Overview
Calcitonin is a peptide hormone that plays an essential role in maintaining calcium balance in the body. It is produced by the parafollicular cells, also known as C cells, of the thyroid gland. The primary function of calcitonin is to lower calcium levels in the blood when they become elevated. It works as a natural counter-regulatory hormone to parathyroid hormone, helping maintain calcium and phosphate homeostasis.
Calcitonin is released in response to increased blood calcium levels and acts mainly on bones and kidneys. In bones, it inhibits osteoclast activity, reducing bone breakdown and calcium release into the bloodstream. In the kidneys, it decreases calcium and phosphate reabsorption, increasing their excretion in urine. Calcitonin also reduces calcium absorption from the intestines to a smaller extent. Due to its short half-life, its effects are rapid but temporary, allowing fine regulation of calcium levels.
Clinically, calcitonin is an important biochemical marker, particularly in conditions involving thyroid C cells. Its measurement is most valuable in detecting, monitoring, and managing medullary thyroid carcinoma and related disorders.
Symptoms
Abnormal calcitonin levels may be associated with a variety of symptoms, largely related to disturbances in calcium balance or underlying thyroid conditions. Individuals may experience a noticeable lump in the neck due to thyroid enlargement or tumors. Swollen lymph nodes in the cervical region may also be present.
Neuromuscular symptoms can include muscle cramps and tetany, which occur due to altered calcium levels affecting nerve and muscle function. Cardiovascular symptoms such as cardiac arrhythmias, rapid heartbeat, or a pounding sensation in the chest may develop. Some individuals experience dizziness, lightheadedness, fainting, or near-fainting spells. Excessive sweating may also be noted.
These symptoms do not occur in isolation and often indicate an underlying endocrine or thyroid-related condition rather than calcitonin imbalance alone.
Causes
Calcitonin levels can rise or fall depending on various physiological and pathological conditions. High calcitonin levels are most commonly associated with medullary thyroid carcinoma, a tumor originating from thyroid C cells. C-cell hyperplasia, which is a precursor condition, can also lead to elevated levels.
Other causes include certain neuroendocrine tumors such as pheochromocytoma and carcinoid tumors. Chronic renal insufficiency may increase calcitonin due to reduced clearance from the body. Elevated levels may also be seen in pregnancy and newborns as a physiological response.
Low calcitonin levels are usually linked to reduced thyroid C-cell function. This may occur following thyroidectomy, chronic autoimmune thyroiditis, hypocalcemia, or disorders affecting calcium metabolism such as hypoparathyroidism.
Risk Factors
Several factors increase the risk of abnormal calcitonin levels. Individuals with a personal or family history of medullary thyroid carcinoma are at higher risk. Genetic syndromes associated with C-cell disorders increase susceptibility. Chronic kidney disease is another significant risk factor due to impaired hormone clearance.
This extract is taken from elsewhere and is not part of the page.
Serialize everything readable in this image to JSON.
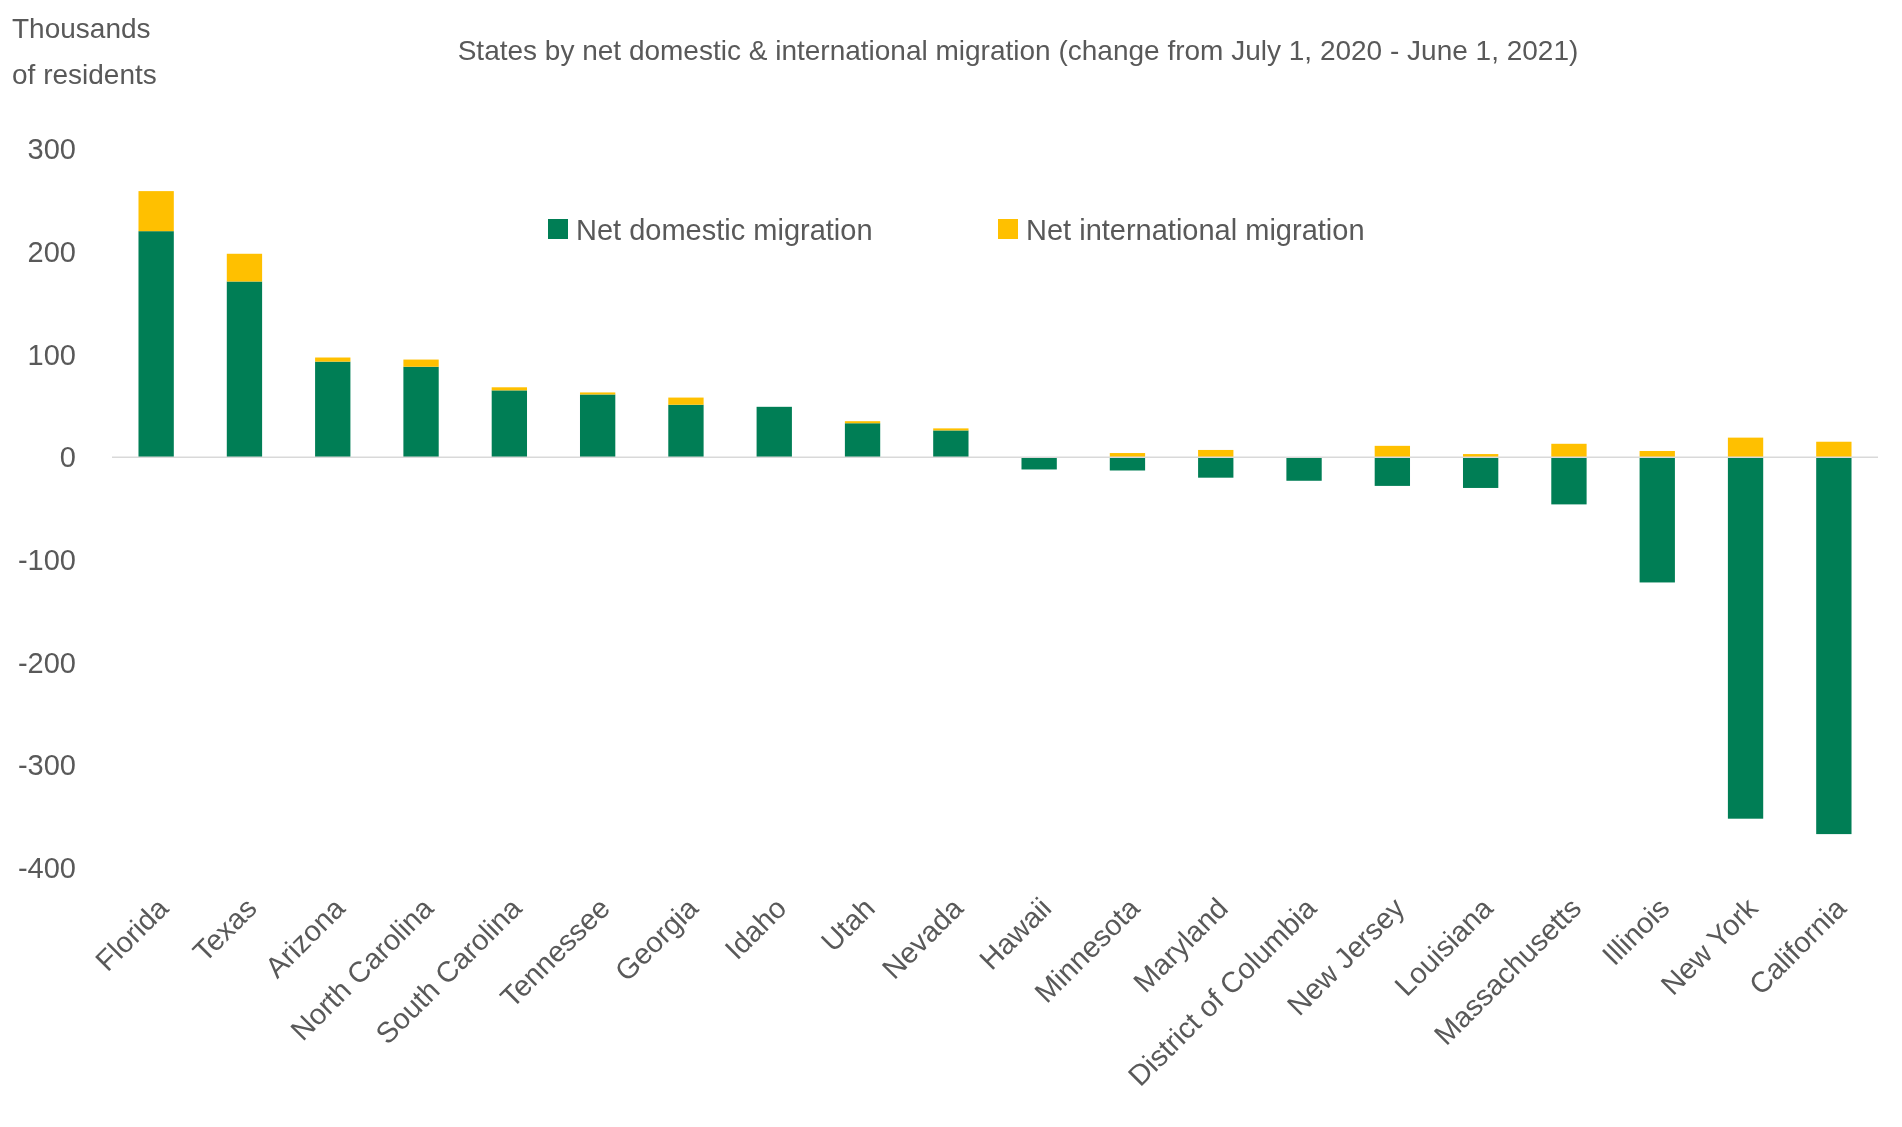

Smoking and high body weight may contribute to elevated calcitonin levels. Certain medications, including glucocorticoids and beta blockers, can influence calcitonin concentrations. Long-standing thyroid disorders and autoimmune thyroiditis also increase risk.
Regular screening is particularly important in individuals with known thyroid nodules, unexplained neck masses, or a family history of endocrine tumors.
Prevention
While calcitonin abnormalities themselves cannot always be prevented, early detection and risk reduction play a crucial role. Routine thyroid evaluation and monitoring of suspicious thyroid nodules help identify conditions early. Individuals with a family history of medullary thyroid carcinoma should undergo regular screening as advised.
Avoiding smoking and maintaining a healthy body weight may reduce the likelihood of elevated calcitonin levels. Proper management of kidney disease helps prevent hormone accumulation. Monitoring calcium balance and addressing thyroid disorders promptly can reduce complications.